Pareto Optimal Code Generation

TL;DR

This workframes verifier selection as a Pareto optimization problem and empirically map the accuracy-throughput frontier across signals, including the full test suite, heuristics for selective execution, and ORMs, across four Python benchmarks and finds that ORMs with staged verification shift the Pareto frontier outward.

Abstract

Generate-then-rank is the dominant test-time scaling (TTS) paradigm for code generation, but scaling accuracy by sampling and executing more candidates makes comprehensive verification a major computational bottleneck. This creates an inherent trade-off between accuracy and compute that, despite its importance to TTS, is often ignored. Specifically, faster but noisier signals, such as outcome reward models (ORMs), are dismissed as suboptimal. We frame verifier selection as a Pareto optimization problem and empirically map the accuracy-throughput frontier across signals, including the full test suite, heuristics for selective execution, and ORMs, across four Python benchmarks. We show that ORMs are most effective at optimizing the Pareto curve when pruning is used in the generate-then-rank pipeline--known as staged verification--where lightweight filters remove obviously incorrect solutions, including candidates with small syntactic or character-level bugs, before expensive verification. Our pruning analysis shows that eliminating incorrect yet highly ranked candidates (often character-level bugs) prevents wasted compute on incorrect tokens. We find that ORMs with staged verification shift the Pareto frontier outward, achieving 11.64x higher throughput at a cost of 8.26% accuracy relative to full test-suite verification.

Figures (6)

• Figure 1: Staged Verification Shifts the Pareto Frontier. Each panel shows one generator size (500M to 14B) on CodeContests.
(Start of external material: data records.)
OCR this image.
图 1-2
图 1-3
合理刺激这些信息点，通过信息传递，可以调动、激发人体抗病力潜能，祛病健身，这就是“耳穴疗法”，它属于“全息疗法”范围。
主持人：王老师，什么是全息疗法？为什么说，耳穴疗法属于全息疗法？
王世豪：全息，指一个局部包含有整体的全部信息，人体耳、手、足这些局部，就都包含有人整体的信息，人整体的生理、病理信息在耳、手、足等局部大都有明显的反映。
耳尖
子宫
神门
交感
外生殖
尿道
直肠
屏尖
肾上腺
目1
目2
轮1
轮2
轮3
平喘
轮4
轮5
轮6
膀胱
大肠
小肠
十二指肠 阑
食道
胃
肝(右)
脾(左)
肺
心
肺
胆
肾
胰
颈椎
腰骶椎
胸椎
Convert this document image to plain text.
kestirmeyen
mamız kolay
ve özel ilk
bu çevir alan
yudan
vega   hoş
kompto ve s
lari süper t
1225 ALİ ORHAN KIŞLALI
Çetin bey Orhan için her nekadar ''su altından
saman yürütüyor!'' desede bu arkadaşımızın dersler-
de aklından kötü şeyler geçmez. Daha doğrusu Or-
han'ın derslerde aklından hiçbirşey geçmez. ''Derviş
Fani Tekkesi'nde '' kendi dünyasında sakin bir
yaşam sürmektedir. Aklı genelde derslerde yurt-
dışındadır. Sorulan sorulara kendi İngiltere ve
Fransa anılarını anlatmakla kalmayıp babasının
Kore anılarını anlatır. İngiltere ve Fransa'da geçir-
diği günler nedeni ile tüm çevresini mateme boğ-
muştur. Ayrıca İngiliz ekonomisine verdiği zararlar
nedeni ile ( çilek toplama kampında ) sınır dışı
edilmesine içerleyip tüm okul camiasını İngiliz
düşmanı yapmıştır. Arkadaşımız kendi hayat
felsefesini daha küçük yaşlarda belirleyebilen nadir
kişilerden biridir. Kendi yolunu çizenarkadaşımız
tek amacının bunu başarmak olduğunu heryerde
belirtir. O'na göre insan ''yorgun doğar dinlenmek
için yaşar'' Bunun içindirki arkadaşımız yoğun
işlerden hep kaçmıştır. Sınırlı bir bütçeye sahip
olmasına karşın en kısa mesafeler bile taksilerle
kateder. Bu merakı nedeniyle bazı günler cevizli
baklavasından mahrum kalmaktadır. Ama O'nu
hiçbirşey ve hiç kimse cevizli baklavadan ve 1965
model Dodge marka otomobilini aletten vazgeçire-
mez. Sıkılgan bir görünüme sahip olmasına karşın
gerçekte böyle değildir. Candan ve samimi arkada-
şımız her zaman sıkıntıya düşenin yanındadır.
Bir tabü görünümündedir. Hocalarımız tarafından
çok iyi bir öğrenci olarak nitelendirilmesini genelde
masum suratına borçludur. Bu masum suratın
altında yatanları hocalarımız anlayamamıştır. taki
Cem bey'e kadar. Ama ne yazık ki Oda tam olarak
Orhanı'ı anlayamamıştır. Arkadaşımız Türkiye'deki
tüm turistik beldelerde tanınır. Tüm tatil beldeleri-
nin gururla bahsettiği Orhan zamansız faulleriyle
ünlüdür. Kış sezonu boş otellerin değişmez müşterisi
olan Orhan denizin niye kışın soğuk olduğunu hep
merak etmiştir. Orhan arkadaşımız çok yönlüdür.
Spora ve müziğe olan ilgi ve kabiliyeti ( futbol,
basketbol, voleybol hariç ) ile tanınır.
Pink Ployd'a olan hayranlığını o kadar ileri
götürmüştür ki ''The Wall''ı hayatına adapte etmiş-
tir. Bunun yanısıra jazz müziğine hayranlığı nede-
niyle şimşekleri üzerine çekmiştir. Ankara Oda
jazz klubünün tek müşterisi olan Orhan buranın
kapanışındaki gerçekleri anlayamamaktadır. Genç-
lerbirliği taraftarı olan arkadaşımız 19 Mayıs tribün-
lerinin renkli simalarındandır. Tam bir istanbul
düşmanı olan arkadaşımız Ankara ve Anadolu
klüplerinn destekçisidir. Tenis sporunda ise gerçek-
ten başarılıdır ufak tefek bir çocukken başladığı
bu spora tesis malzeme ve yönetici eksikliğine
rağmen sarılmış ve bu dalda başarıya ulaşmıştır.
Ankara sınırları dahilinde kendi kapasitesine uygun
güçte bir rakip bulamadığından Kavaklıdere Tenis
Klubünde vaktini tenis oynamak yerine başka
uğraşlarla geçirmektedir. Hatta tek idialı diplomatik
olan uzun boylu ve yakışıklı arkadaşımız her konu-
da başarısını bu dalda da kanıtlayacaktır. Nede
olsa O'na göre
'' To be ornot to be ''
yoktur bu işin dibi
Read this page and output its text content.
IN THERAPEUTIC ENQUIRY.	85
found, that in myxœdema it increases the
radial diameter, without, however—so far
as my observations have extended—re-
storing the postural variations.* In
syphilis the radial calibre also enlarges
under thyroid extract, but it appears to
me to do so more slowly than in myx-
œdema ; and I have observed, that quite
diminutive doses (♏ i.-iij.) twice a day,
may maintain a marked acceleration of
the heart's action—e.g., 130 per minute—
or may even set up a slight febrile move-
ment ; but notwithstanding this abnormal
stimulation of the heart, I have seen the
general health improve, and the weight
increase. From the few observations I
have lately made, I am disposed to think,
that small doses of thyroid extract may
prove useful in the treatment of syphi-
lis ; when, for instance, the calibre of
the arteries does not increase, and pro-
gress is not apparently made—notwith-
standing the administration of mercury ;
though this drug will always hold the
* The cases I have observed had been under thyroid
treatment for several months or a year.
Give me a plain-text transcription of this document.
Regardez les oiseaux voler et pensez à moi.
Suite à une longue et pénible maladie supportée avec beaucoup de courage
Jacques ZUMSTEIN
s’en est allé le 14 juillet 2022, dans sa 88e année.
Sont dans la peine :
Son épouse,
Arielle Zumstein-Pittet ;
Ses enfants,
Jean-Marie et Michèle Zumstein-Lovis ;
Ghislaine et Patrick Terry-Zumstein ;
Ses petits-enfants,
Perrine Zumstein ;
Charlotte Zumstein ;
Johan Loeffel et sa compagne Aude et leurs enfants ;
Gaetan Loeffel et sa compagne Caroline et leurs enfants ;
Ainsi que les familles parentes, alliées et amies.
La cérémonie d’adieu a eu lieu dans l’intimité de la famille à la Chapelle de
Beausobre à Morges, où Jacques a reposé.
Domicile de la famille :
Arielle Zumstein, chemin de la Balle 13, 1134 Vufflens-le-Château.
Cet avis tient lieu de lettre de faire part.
Red dashed: non-staged verification. Blue solid: staged verification, which filters before ORM ranking. Gold $\times$: full test suite. The shaded region shows gains from staging; the frontier shifts outward across all generator sizes.
• Figure 2: Comparison of verification strategies. Normal ranking runs all tests to produce a high-quality ordering but is slow, especially with a large test suite. Staged verification uses a weak verifier to filter obvious failures, then ranks survivors using an ORM.
• Figure 3: Distribution of filtered candidates by ORM rank. Rank 1 is the top-ranked candidate; rank 128 is the lowest. Rows are filters; columns are datasets. Results shown for the 1.5B ORM; the 500M ORM graph is in \ref{['fig:true-ranking-qc-inst-500m-t10-n128']}.
• Figure 4: False positive rate and cumulative time for random test subsets (top: 1.5B, bottom: 3B). Error bars show within-problem standard deviation across subset selections.
• Figure 5: Cost-accuracy Pareto frontier for Qwen 2.5 Coder Instruct models on CodeContests. Top: 7B; bottom: 14B. Lines show Pareto curves for non-staged, 1-test, and 10-test. Costs are per 100k programs (log scale).